A Turkish artist on Saturday unveiled a two-storey-high mural featuring those killed in protests two years ago over an Istanbul park that spiraled into nationwide demonstrations against the leadership of Tayyip Erdogan.
The 5-by-10-metre painting by Haydar Ozay was unveiled on the second anniversary of the protests that began as an effort to stop bulldozers from razing Gezi Park, one of the few green spaces of Istanbul, to build a shopping mall.
Unrest quickly spread across Turkey, a revolt against what protesters said was the increasing authoritarianism of Erdogan’s decade-long rule.
The then prime minister accused a coalition of “anarchists, terrorists and vandals” of orchestrating the demonstrations.
Art was a central element of the protests, which erupted at the end of May 2013. Graffiti lampooning Erdogan and other spontaneous artistic expressions flourished during the weeks protesters occupied the park and the adjacent Taksim Square.
“People had felt so much pressure that there was a volcano-like explosion of creativity. Gezi was the perfect stage,” said Ozay, 46, who knew the park from his childhood when his father was its gardener.

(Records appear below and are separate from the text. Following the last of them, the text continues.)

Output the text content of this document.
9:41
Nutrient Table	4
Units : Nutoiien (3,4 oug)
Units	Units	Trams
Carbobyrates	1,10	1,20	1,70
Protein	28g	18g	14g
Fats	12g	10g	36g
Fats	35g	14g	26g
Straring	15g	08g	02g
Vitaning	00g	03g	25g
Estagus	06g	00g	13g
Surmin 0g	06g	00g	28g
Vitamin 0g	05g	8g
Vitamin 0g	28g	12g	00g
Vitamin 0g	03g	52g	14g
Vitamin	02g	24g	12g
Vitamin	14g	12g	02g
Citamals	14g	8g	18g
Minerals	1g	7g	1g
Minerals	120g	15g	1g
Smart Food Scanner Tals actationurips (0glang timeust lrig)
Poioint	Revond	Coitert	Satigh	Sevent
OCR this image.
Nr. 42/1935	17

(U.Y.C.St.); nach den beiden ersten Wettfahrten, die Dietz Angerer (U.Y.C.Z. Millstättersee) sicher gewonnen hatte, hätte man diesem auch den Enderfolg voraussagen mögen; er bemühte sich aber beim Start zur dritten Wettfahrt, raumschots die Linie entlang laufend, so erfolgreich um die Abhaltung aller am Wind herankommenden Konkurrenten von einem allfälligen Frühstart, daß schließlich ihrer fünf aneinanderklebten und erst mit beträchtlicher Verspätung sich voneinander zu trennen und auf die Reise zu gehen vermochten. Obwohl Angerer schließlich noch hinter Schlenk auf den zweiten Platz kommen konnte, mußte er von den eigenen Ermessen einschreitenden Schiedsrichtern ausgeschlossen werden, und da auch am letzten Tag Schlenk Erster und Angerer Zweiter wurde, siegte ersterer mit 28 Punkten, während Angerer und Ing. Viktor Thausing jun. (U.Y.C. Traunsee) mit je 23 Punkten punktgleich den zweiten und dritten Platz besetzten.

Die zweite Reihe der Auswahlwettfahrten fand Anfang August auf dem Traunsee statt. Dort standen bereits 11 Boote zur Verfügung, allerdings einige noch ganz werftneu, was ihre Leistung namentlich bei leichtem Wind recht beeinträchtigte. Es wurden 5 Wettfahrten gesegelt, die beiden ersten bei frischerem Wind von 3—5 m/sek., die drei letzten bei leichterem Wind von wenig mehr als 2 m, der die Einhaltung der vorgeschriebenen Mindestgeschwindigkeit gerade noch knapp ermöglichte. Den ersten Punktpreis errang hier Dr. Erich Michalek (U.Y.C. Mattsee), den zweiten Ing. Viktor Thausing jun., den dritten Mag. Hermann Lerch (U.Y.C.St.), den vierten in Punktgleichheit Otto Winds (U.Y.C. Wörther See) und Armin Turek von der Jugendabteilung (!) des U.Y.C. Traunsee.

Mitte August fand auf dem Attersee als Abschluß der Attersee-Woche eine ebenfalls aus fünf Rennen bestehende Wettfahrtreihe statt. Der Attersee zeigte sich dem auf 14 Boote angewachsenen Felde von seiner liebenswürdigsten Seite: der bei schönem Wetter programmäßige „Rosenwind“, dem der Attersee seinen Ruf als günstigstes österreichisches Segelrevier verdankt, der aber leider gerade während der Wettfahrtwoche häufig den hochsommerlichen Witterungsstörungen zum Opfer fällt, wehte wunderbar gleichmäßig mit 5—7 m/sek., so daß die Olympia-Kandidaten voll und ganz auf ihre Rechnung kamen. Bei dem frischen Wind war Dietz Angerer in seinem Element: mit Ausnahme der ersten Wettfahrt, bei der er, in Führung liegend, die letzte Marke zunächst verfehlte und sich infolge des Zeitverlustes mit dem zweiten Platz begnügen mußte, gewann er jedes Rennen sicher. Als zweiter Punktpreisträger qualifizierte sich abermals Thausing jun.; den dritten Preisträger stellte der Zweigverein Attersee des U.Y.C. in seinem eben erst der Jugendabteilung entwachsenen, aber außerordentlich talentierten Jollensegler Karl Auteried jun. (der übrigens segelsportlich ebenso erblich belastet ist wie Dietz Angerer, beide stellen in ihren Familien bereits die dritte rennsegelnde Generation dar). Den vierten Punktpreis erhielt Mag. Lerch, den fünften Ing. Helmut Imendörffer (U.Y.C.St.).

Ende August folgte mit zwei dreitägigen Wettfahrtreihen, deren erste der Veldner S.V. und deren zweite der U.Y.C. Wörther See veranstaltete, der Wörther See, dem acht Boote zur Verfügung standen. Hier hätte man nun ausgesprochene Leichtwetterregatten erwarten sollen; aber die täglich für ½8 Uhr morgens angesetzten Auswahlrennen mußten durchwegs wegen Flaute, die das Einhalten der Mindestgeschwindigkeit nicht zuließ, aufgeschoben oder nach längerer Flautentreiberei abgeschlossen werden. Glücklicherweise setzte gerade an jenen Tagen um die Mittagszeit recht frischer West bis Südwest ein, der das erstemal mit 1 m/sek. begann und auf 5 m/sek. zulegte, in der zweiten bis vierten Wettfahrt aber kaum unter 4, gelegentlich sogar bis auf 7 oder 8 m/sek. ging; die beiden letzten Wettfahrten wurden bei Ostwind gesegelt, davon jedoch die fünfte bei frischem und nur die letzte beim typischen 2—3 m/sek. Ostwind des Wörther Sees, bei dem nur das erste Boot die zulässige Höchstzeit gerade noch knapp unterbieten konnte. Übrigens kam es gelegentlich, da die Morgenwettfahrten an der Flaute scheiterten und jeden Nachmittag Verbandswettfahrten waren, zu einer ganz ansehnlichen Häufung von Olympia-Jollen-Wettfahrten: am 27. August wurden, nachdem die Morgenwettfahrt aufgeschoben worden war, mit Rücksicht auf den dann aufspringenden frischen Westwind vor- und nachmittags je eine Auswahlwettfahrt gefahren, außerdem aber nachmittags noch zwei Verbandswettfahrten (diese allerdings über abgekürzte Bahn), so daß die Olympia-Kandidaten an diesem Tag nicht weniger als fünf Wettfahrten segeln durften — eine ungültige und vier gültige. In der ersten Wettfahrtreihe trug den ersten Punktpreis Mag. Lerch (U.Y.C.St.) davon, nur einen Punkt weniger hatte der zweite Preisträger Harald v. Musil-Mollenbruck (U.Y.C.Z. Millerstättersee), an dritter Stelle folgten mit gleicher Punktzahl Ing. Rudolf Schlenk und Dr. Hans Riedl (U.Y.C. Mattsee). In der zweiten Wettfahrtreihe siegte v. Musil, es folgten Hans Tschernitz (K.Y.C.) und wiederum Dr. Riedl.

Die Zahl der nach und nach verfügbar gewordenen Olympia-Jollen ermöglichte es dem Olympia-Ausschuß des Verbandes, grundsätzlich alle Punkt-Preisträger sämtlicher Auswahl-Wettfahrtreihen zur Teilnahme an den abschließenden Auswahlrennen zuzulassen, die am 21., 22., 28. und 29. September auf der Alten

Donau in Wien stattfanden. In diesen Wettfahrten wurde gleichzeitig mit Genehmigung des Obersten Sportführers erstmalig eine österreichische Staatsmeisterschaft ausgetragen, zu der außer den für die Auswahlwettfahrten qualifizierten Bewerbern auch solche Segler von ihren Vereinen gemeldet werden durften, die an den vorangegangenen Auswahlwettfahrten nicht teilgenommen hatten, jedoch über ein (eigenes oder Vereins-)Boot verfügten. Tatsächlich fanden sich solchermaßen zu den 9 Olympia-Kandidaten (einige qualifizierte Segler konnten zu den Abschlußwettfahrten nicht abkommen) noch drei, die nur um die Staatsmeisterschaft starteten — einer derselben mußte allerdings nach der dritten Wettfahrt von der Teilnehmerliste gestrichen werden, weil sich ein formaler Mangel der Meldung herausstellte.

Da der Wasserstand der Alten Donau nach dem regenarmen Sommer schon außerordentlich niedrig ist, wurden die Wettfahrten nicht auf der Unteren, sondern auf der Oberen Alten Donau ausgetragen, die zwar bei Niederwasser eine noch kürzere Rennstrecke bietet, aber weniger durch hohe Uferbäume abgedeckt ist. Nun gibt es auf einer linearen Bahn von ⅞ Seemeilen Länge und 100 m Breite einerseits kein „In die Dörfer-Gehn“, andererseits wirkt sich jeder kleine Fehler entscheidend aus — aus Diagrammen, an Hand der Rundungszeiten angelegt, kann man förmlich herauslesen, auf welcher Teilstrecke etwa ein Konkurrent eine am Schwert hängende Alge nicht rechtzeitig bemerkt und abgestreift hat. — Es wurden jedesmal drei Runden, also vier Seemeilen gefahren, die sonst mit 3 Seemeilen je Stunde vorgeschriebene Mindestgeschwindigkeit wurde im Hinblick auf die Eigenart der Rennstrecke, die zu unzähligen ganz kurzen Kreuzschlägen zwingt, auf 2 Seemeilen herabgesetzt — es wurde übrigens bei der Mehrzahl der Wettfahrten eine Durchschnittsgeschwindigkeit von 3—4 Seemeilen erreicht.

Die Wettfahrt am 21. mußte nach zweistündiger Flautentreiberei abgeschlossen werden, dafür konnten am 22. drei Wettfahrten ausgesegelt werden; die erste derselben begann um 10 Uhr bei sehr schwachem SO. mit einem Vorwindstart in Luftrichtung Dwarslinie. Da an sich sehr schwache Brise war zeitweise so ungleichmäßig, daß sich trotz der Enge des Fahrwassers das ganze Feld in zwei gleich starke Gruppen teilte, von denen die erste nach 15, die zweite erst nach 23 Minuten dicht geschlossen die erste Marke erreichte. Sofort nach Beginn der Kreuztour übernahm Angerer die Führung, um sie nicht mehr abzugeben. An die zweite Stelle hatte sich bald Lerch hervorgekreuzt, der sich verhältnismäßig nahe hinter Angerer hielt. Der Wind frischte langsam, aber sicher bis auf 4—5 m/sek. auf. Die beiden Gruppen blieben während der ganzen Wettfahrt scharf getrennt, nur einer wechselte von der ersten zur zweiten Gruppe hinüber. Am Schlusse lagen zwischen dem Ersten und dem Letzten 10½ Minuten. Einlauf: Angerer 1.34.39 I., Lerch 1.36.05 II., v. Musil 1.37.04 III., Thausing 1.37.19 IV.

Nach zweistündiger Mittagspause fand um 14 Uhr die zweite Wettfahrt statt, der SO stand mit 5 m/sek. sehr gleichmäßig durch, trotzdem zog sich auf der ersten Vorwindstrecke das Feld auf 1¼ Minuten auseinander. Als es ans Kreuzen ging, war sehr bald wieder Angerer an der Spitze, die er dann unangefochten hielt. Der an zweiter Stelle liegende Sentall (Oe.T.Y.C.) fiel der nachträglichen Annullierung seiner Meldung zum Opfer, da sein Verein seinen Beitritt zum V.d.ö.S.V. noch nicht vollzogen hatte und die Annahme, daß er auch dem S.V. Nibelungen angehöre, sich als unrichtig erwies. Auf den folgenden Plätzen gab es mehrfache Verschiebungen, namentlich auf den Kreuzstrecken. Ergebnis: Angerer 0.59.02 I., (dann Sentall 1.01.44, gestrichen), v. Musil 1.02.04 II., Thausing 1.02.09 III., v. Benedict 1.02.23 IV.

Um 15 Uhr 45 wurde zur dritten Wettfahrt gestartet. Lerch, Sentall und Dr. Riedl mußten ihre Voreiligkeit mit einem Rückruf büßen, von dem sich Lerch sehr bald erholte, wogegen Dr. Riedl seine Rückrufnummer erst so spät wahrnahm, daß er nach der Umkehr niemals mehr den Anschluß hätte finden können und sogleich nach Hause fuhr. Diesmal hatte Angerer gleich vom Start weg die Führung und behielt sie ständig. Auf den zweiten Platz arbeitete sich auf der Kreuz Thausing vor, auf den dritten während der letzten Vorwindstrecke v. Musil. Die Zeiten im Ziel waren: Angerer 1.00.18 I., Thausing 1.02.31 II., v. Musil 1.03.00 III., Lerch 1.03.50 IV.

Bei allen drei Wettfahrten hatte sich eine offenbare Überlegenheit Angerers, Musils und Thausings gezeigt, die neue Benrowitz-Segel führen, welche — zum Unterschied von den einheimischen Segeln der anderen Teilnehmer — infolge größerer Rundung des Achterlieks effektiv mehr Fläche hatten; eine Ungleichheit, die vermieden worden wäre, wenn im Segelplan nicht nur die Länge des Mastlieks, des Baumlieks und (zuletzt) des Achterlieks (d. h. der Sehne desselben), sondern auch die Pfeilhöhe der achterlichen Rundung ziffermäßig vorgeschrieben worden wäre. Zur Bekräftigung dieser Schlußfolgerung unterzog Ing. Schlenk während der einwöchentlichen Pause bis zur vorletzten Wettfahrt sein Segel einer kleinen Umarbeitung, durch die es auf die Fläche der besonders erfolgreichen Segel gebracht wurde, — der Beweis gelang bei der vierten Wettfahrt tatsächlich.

“Gezi has surprisingly transcended its own duration and is still unfolding, especially in art.”
Ozay’s massive, brightly colored work on canvas depicts figures familiar to protesters in swirling abstract brushstrokes. A woman in a red dress is tear-gassed; Berkin Elvan, who died aged 15 after he was hit in the head by a police gas canister, plays marbles.
At least seven people died in the protests, which according to police records were attended by 3 million of Turkey’s 77 million people.
After a police crackdown, Erdogan moved swiftly to reassert his authority. His ruling AK Party swept to victory in municipal polls in March 2014 and in August he won the nation’s first direct presidential election.
As head of state, he is constitutionally barred from party politics, but critics say he is actively campaigning for the AK Party ahead of a June 7 general election.
Still, Gezi sowed the seed for other political movements, including the People’s Democratic Party, which hopes to win 10 percent of the vote to clear a threshold and enter parliament on a leftwing platform that includes some protester demands.
Another after-effect was the trials of hundreds of people for taking part in the protests. Most have been acquitted, but cases against dozens of people continue, said lawyer Can Atalay.
Ozay, who spent a year painting the mural, said he is not worried about prosecution because art is typically given greater license in Turkey than other forms of protest.
Taksim Square is off limits to crowds on the anniversary due to a police cordon, so Ozay is displaying the painting at the Union of Chambers of Turkish Engineers and Architects, whose members helped lead the protests.